Here the right eigenvectors (/R) are solutions of the equation

Ax=λBx,\displaystyle \mathbf{A x}=\lambda \mathbf{B x},

and the left eigenvectors (/L) are solutions of the equation

xHA=λxHB,\displaystyle \mathbf{x}^{\mathbf{H}} \mathbf{A}=\lambda \mathbf{x}^{\mathbf{H}} \mathbf{B},

where the superscript H denotes the conjugate transpose.

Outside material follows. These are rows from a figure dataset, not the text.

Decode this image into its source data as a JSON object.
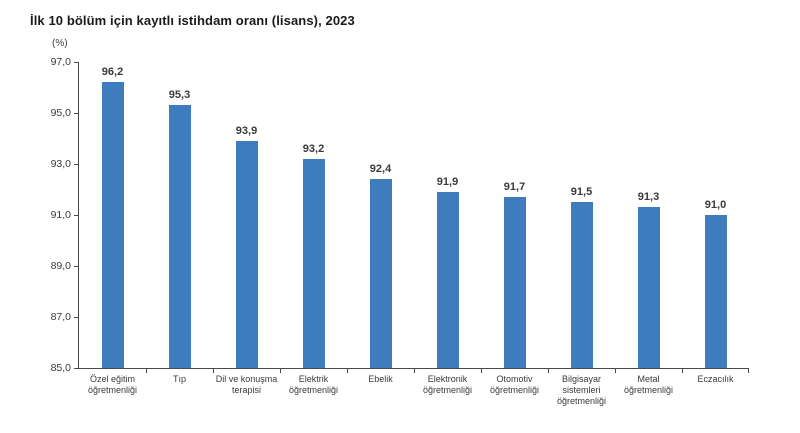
{
  "page": {
    "title": "İlk 10 bölüm için kayıtlı istihdam oranı (lisans), 2023",
    "unit_label": "(%)"
  },
  "colors": {
    "bar": "#3E7CBD",
    "axis": "#4a4a4a",
    "title_text": "#1a1a1a",
    "label_text": "#3a3a3a"
  },
  "chart_data": {
    "type": "bar",
    "title": "İlk 10 bölüm için kayıtlı istihdam oranı (lisans), 2023",
    "ylabel": "(%)",
    "xlabel": "",
    "categories": [
      "Özel eğitim öğretmenliği",
      "Tıp",
      "Dil ve konuşma terapisi",
      "Elektrik öğretmenliği",
      "Ebelik",
      "Elektronik öğretmenliği",
      "Otomotiv öğretmenliği",
      "Bilgisayar sistemleri öğretmenliği",
      "Metal öğretmenliği",
      "Eczacılık"
    ],
    "values": [
      96.2,
      95.3,
      93.9,
      93.2,
      92.4,
      91.9,
      91.7,
      91.5,
      91.3,
      91.0
    ],
    "value_labels": [
      "96,2",
      "95,3",
      "93,9",
      "93,2",
      "92,4",
      "91,9",
      "91,7",
      "91,5",
      "91,3",
      "91,0"
    ],
    "ylim": [
      85.0,
      97.0
    ],
    "ytick_values": [
      85.0,
      87.0,
      89.0,
      91.0,
      93.0,
      95.0,
      97.0
    ],
    "ytick_labels": [
      "85,0",
      "87,0",
      "89,0",
      "91,0",
      "93,0",
      "95,0",
      "97,0"
    ],
    "grid": false,
    "legend": "none",
    "bar_color": "#3E7CBD"
  }
}
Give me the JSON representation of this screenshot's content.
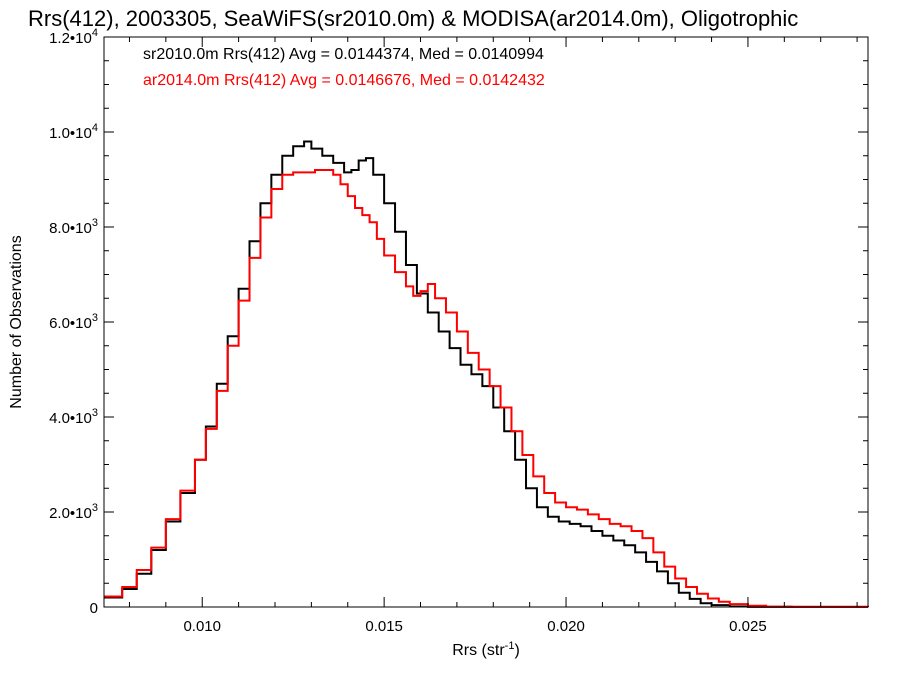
{
  "chart_data": {
    "type": "line",
    "title": "Rrs(412), 2003305, SeaWiFS(sr2010.0m) & MODISA(ar2014.0m), Oligotrophic",
    "xlabel": "Rrs (str",
    "xlabel_sup": "-1",
    "xlabel_close": ")",
    "ylabel": "Number of Observations",
    "xlim": [
      0.0073,
      0.0283
    ],
    "ylim": [
      0,
      12000
    ],
    "grid": false,
    "step": true,
    "x_ticks": [
      {
        "value": 0.01,
        "label": "0.010"
      },
      {
        "value": 0.015,
        "label": "0.015"
      },
      {
        "value": 0.02,
        "label": "0.020"
      },
      {
        "value": 0.025,
        "label": "0.025"
      }
    ],
    "y_ticks": [
      {
        "value": 0,
        "base": "0",
        "exp": ""
      },
      {
        "value": 2000,
        "base": "2.0•1 0",
        "exp": "3"
      },
      {
        "value": 4000,
        "base": "4.0•1 0",
        "exp": "3"
      },
      {
        "value": 6000,
        "base": "6.0•1 0",
        "exp": "3"
      },
      {
        "value": 8000,
        "base": "8.0•1 0",
        "exp": "3"
      },
      {
        "value": 10000,
        "base": "1.0•1 0",
        "exp": "4"
      },
      {
        "value": 12000,
        "base": "1.2•1 0",
        "exp": "4"
      }
    ],
    "series": [
      {
        "name": "sr2010.0m Rrs(412) Avg = 0.0144374, Med = 0.0140994",
        "color": "#000000",
        "points": [
          [
            0.0073,
            200
          ],
          [
            0.0078,
            380
          ],
          [
            0.0082,
            700
          ],
          [
            0.0086,
            1200
          ],
          [
            0.009,
            1800
          ],
          [
            0.0094,
            2400
          ],
          [
            0.0098,
            3100
          ],
          [
            0.0101,
            3800
          ],
          [
            0.0104,
            4700
          ],
          [
            0.0107,
            5700
          ],
          [
            0.011,
            6700
          ],
          [
            0.0113,
            7700
          ],
          [
            0.0116,
            8500
          ],
          [
            0.0119,
            9100
          ],
          [
            0.0122,
            9500
          ],
          [
            0.0125,
            9700
          ],
          [
            0.0128,
            9800
          ],
          [
            0.013,
            9650
          ],
          [
            0.0133,
            9500
          ],
          [
            0.0136,
            9350
          ],
          [
            0.0139,
            9150
          ],
          [
            0.0141,
            9200
          ],
          [
            0.0143,
            9400
          ],
          [
            0.0145,
            9450
          ],
          [
            0.0147,
            9100
          ],
          [
            0.015,
            8500
          ],
          [
            0.0153,
            7900
          ],
          [
            0.0156,
            7200
          ],
          [
            0.0159,
            6600
          ],
          [
            0.0162,
            6200
          ],
          [
            0.0165,
            5800
          ],
          [
            0.0168,
            5450
          ],
          [
            0.0171,
            5100
          ],
          [
            0.0174,
            4900
          ],
          [
            0.0177,
            4650
          ],
          [
            0.018,
            4200
          ],
          [
            0.0183,
            3700
          ],
          [
            0.0186,
            3100
          ],
          [
            0.0189,
            2500
          ],
          [
            0.0192,
            2100
          ],
          [
            0.0195,
            1900
          ],
          [
            0.0198,
            1800
          ],
          [
            0.0201,
            1750
          ],
          [
            0.0204,
            1700
          ],
          [
            0.0207,
            1600
          ],
          [
            0.021,
            1500
          ],
          [
            0.0213,
            1400
          ],
          [
            0.0216,
            1300
          ],
          [
            0.0219,
            1150
          ],
          [
            0.0222,
            950
          ],
          [
            0.0225,
            750
          ],
          [
            0.0228,
            500
          ],
          [
            0.0231,
            300
          ],
          [
            0.0234,
            170
          ],
          [
            0.0237,
            80
          ],
          [
            0.024,
            40
          ],
          [
            0.0245,
            10
          ],
          [
            0.025,
            2
          ],
          [
            0.0283,
            0
          ]
        ]
      },
      {
        "name": "ar2014.0m Rrs(412) Avg = 0.0146676, Med = 0.0142432",
        "color": "#ff0000",
        "points": [
          [
            0.0073,
            220
          ],
          [
            0.0078,
            420
          ],
          [
            0.0082,
            780
          ],
          [
            0.0086,
            1250
          ],
          [
            0.009,
            1850
          ],
          [
            0.0094,
            2450
          ],
          [
            0.0098,
            3100
          ],
          [
            0.0101,
            3750
          ],
          [
            0.0104,
            4550
          ],
          [
            0.0107,
            5500
          ],
          [
            0.011,
            6450
          ],
          [
            0.0113,
            7350
          ],
          [
            0.0116,
            8200
          ],
          [
            0.0119,
            8800
          ],
          [
            0.0122,
            9100
          ],
          [
            0.0125,
            9150
          ],
          [
            0.0128,
            9150
          ],
          [
            0.0131,
            9200
          ],
          [
            0.0134,
            9200
          ],
          [
            0.0136,
            9100
          ],
          [
            0.0138,
            8900
          ],
          [
            0.014,
            8650
          ],
          [
            0.0142,
            8400
          ],
          [
            0.0144,
            8250
          ],
          [
            0.0146,
            8100
          ],
          [
            0.0148,
            7750
          ],
          [
            0.015,
            7400
          ],
          [
            0.0153,
            7050
          ],
          [
            0.0156,
            6750
          ],
          [
            0.0158,
            6550
          ],
          [
            0.016,
            6650
          ],
          [
            0.0162,
            6800
          ],
          [
            0.0164,
            6500
          ],
          [
            0.0167,
            6200
          ],
          [
            0.017,
            5800
          ],
          [
            0.0173,
            5350
          ],
          [
            0.0176,
            5000
          ],
          [
            0.0179,
            4650
          ],
          [
            0.0182,
            4200
          ],
          [
            0.0185,
            3700
          ],
          [
            0.0188,
            3200
          ],
          [
            0.0191,
            2750
          ],
          [
            0.0194,
            2400
          ],
          [
            0.0197,
            2200
          ],
          [
            0.02,
            2100
          ],
          [
            0.0203,
            2050
          ],
          [
            0.0206,
            1950
          ],
          [
            0.0209,
            1850
          ],
          [
            0.0212,
            1750
          ],
          [
            0.0215,
            1700
          ],
          [
            0.0218,
            1600
          ],
          [
            0.0221,
            1450
          ],
          [
            0.0224,
            1150
          ],
          [
            0.0227,
            850
          ],
          [
            0.023,
            600
          ],
          [
            0.0233,
            420
          ],
          [
            0.0236,
            280
          ],
          [
            0.0239,
            180
          ],
          [
            0.0242,
            110
          ],
          [
            0.0245,
            60
          ],
          [
            0.025,
            25
          ],
          [
            0.0255,
            8
          ],
          [
            0.0262,
            2
          ],
          [
            0.0283,
            0
          ]
        ]
      }
    ]
  }
}
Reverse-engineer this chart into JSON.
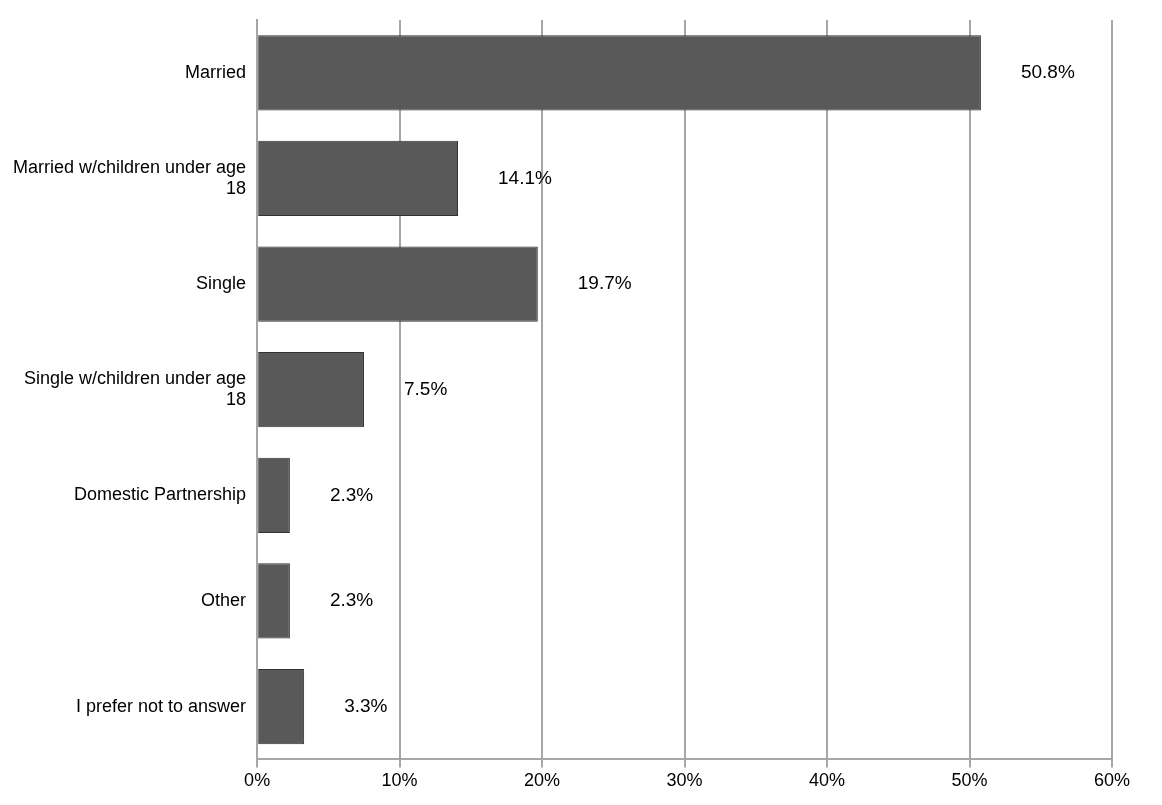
{
  "chart_data": {
    "type": "bar",
    "orientation": "horizontal",
    "categories": [
      "Married",
      "Married w/children under age 18",
      "Single",
      "Single w/children under age 18",
      "Domestic Partnership",
      "Other",
      "I prefer not to answer"
    ],
    "values": [
      50.8,
      14.1,
      19.7,
      7.5,
      2.3,
      2.3,
      3.3
    ],
    "value_labels": [
      "50.8%",
      "14.1%",
      "19.7%",
      "7.5%",
      "2.3%",
      "2.3%",
      "3.3%"
    ],
    "color": "#595959",
    "xlim": [
      0,
      60
    ],
    "xticks": [
      {
        "value": 0,
        "label": "0%"
      },
      {
        "value": 10,
        "label": "10%"
      },
      {
        "value": 20,
        "label": "20%"
      },
      {
        "value": 30,
        "label": "30%"
      },
      {
        "value": 40,
        "label": "40%"
      },
      {
        "value": 50,
        "label": "50%"
      },
      {
        "value": 60,
        "label": "60%"
      }
    ],
    "grid": "x",
    "legend": false
  }
}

When both matrixA and matrixB are real valued, the operation creates the following waves in the current data folder:

W_alphaValuesContains the complex alpha values (see /DSTE).
W_betaValuesContains the real-valued denominator (see /DSTB) such that the eigenvalues are given by
λj=αjβj.\displaystyle \lambda_{j}=\frac{\alpha_{j}}{\beta_{j}} .
M_leftEigenVectorsReal valued waves where columns correspond to eigenvectors of the equation. You can use /DSTL to specify an alternate destination.
M_rightEigenVectorsReal valued waves where columns correspond to eigenvectors of the equation. You can use /DSTR to specify an alternate destination.

Every point in the wave W_alphaValues corresponds to an eigenvalue. When the imaginary part of W_alphaValues[j] is zero, the eigenvalue is real and the corresponding eigenvector is also real, e.g., M_rightEigenVectors[][j]. When the imaginary part of the eigenvalue is positive, then there are two eigenvalues that are complex-conjugates of each other with corresponding complex eigenvectors given by

cmplx(M_rightEigenVectors[][j],M_rightEigenVectors[][j+1])

and

cmplx(M_rightEigenVectors[][j],-M_rightEigenVectors[][j+1])

When both matrixA and matrixB are complex the operation creates the complex waves:

W_alphaValues, W_betaValues, M_leftEigenVectors, M_rightEigenVectors

with the ratio W_alphaValues[j]/W_betaValues[j] expressing the generalized eigenvalue. The corresponding M_leftEigenVectors[][j] and M_rightEigenVectors[][j] are the respective left and right eigenvectors. The simplicity of the complex case suggests that when matrixA and matrixB are real, it is sometimes easier to convert them to complex waves prior to executing matrixEigenV (see /C above).

Depending on the choice of /S, the operation also calculates the reciprocal condition number for the eigenvalues (stored in W_reciprocalConditionE) and the reciprocal condition number of the eigenvectors (stored in W_reciprocalConditionV). Note that a zero entry in W_reciprocalConditionV implies that the eigenvalues could not be ordered.

Example

Function testGeneralizedNonSymmetric()
Make/D/N=(2,2)/O matA={{0,1},{-1,3}},matB={{1,2},{-1,5}}
MatrixEigenV/R/C/DSTR=REvec/DSTE=alphaWave/DSTB=betaWave matA,matB
MatrixOP/O/FREE ev=alphaWave/betaWave
Variable eval1=ev[0] // first eigenvalue
MatrixOP/O/FREE r1=col(REvec,0) // first eigenvector
MatrixOP/O/p=1/FREE aa=(matA x r1) - eval1*(matB x r1) // expect -> 0
MatrixOP/O/FREE r2=col(REvec,1) // second eigenvector
Variable eval2=ev[1] // second eigenvalue
MatrixOP/O/p=1/FREE aa=(matA x r2) - eval2*(matB x r2) // expect -> 0
End

See Also

Matrix Math Operations for more about Igor's matrix routines.

The following LAPACK routines are used by the operations: cggevx, sggevx, zggevx, dggevx, sgeevx, sgeev, dgeevx, dgeev, cgeevx, Sq.

Symmetric matrices can also be decomposed using the MatrixSchur operation and using MatrixOp chol(). Matrix balancing is also available under MatrixBalance.